Thursday, September 18, 2014

A Light in the Wilderness ~ Jane Kirkpatrick ~ Reviewed

A Light in the Wilderness
Jane Kirkpatrick
Pages 308
Binding Softcover
Release Date Sept. 2014
Publisher Revell
ISBN 1401687652


Letitia holds nothing more dear than the papers that prove she is no longer a slave. They may not cause white folks to treat her like a human being, but at least they show she is free. She trusts in those words she cannot read--as she is beginning to trust in Davey Carson, an Irish immigrant cattleman who wants her to come west with him.

Nancy Hawkins is loathe to leave her settled life for the treacherous journey by wagon train, but she is so deeply in love with her husband that she knows she will follow him anywhere--even when the trek exacts a terrible cost.

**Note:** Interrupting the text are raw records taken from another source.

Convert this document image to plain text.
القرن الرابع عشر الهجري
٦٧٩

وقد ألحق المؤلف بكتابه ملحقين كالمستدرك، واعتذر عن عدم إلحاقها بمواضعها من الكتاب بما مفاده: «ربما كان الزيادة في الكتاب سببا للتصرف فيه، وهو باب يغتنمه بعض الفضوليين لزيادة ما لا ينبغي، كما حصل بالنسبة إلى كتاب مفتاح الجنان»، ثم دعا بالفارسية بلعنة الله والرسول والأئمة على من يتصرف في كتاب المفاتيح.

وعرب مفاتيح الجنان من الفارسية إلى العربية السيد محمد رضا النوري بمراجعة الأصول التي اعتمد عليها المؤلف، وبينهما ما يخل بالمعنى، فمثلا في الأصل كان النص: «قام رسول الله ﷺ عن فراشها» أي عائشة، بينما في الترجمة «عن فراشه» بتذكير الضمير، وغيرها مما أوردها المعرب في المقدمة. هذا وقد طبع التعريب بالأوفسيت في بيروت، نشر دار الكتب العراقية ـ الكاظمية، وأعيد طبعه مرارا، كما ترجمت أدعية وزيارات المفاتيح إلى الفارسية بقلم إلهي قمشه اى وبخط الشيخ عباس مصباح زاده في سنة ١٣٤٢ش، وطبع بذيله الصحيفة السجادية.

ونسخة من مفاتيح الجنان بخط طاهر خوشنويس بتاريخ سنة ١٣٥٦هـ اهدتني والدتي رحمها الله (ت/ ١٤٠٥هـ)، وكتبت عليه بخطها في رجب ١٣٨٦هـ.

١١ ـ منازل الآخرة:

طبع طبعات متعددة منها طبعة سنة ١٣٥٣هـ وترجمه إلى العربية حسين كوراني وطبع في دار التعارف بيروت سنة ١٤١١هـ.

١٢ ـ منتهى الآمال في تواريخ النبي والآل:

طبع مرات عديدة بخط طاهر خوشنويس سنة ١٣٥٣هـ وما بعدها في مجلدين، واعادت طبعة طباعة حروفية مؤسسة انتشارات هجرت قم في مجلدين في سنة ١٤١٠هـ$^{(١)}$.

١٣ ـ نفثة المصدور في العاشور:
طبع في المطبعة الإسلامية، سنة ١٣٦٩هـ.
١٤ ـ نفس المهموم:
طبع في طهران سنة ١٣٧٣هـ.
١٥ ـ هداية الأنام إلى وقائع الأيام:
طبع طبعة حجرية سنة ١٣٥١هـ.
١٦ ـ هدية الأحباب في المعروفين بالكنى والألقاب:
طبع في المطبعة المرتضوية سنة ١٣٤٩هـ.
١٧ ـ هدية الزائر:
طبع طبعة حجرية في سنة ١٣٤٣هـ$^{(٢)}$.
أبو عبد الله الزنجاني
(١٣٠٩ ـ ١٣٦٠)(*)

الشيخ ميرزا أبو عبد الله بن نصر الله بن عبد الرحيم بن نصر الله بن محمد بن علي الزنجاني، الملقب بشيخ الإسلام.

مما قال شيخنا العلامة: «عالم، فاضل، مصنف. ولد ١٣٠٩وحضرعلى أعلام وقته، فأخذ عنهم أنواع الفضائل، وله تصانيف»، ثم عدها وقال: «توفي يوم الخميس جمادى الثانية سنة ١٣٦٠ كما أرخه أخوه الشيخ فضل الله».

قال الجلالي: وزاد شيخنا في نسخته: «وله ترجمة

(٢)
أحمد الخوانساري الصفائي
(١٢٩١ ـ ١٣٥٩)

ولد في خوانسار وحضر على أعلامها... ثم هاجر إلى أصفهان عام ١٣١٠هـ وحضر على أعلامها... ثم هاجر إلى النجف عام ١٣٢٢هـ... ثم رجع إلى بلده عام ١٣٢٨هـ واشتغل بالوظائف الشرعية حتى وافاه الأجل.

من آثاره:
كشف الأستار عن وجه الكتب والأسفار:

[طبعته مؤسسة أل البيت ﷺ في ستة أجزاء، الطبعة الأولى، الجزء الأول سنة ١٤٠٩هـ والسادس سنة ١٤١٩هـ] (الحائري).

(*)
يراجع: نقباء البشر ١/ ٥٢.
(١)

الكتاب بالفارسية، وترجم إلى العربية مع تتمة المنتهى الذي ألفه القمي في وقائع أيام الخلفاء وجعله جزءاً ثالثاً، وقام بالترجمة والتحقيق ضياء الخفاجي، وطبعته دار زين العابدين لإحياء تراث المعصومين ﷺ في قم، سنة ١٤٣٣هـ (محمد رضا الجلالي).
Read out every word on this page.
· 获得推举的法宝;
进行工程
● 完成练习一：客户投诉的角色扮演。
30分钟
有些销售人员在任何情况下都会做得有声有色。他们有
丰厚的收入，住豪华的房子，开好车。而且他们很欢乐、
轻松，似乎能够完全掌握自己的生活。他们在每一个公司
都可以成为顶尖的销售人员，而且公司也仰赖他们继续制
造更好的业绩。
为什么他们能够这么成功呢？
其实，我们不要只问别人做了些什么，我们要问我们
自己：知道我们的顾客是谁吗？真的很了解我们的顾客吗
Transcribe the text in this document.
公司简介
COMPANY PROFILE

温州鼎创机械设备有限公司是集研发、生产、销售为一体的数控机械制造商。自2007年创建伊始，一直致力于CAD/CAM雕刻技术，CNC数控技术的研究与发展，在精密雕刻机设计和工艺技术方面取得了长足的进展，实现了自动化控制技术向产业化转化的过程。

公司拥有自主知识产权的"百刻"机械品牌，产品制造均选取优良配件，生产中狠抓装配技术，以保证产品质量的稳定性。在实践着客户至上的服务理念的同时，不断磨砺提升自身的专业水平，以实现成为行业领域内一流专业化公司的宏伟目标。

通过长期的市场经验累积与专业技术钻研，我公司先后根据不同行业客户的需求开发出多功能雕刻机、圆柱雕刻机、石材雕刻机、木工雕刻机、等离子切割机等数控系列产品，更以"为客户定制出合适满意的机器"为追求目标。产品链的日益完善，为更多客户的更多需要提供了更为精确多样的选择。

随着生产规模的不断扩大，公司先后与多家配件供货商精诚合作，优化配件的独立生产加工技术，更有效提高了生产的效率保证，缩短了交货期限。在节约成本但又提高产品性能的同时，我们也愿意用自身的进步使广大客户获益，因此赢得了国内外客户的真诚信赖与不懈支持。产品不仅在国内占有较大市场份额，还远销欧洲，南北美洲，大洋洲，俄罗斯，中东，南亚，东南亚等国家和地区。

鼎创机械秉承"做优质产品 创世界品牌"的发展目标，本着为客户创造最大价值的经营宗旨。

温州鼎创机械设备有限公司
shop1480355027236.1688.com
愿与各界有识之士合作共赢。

Betsy is a Kalapuya Indian, the last remnant of a once proud tribe in the Willamette Valley in Oregon territory. She spends her time trying to impart the wisdom and ways of her people to her grandson. But she will soon have another person to care for.

As season turns to season, suspicion turns to friendship, and fear turns to courage, three spirited women will discover what it means to be truly free in a land that makes promises it cannot fulfill. This multilayered story from bestselling author Jane Kirkpatrick will grip readers' hearts and minds as they travel with Letitia on the dusty and dangerous Oregon trail into the boundless American West.


Though Letitia’s been freed, she can’t truly leave the cruel reality of slavery behind her. She cringes at the harsh life many others, still enslaved, face each day. But more than that, she carries with her the crippling fear that her newfound freedom will be ripped from her. All she has to prove her status, after all, are papers she can’t even read. Papers that can be taken from her, destoryed, or lost, sending her back into bondage. Besides, even those don’t guarantee her freedom, not when hateful patrollers are about, looking for someone to beat down. But if she could get to Oregon, then she could truly be free.

Couldn’t she?

This was one of the most gripping, heart-wrenching, thought-provoking novels I’ve read in some time. Ms. Kirkpatrick did a masterful job with each of her characters, but the one I loved most was Letitia. Oh, sweet, strong, frightened, weak Letitia! There were so many times I wished someone would help you! Shield you from the hatred swirling all around you.

When we first encounter this sweet woman of faith, she’s beaten down, muted by her fear. But holding tight to her papers, she fights for the confidence deserving of a freed woman. Regardless if others accept her or her status. But so long as her confidence rests on those papers—which she can’t even read!—she will never truly be freed from her terror.

In Letitiia we see an authentic mix of fear and courage, of conviction and insecurity, coupled with a determination that propels her forward. And with each step forward, she fights to leave her bitterness behind, dropping it down before it even has a chance to take root. For hatred is a type of slavery she refuses to embrace.

Then there’s Davey, the man who shows her kindness and maybe even something more. When we first met Davey, I wasn’t sure what to think of him. He was quite kind and gentle, considering his times. But even so, he held a fair amount of male chauvinism, at least early on. But then again, characters without flaws, even those that infuriate us on occasion, fall flat. And yet, even with his flaws, for the most part Davey was an honorable man who strived to do what was right. Not that he always knew what the right thing to do was!

Though he did lie and hide the truth on more than one occasion, internally justifying his behavior when he did so. This angered me on more than one occasion, and yet, in many ways, it was his irksome behavior that made him most authentic.

If you enjoy deep, authentic, and historically rich novels, you’ll love A Light in the Wilderness. But keep a box of tissues handy, for this one’s a tear-jerker!

Reviewed by: Jennifer Slattery


Rilesa Lestarye Lestarye said...

Very good post. it is very good post for inspiring some one


Jane Kirkpatrick said...

Thanks for making room in your days for Letitia's story. You captured what I hoped in the complexity of her character and Davey's too. She was an inspiring person to write about. She inspires me even today! I'm glad you came to love her as well.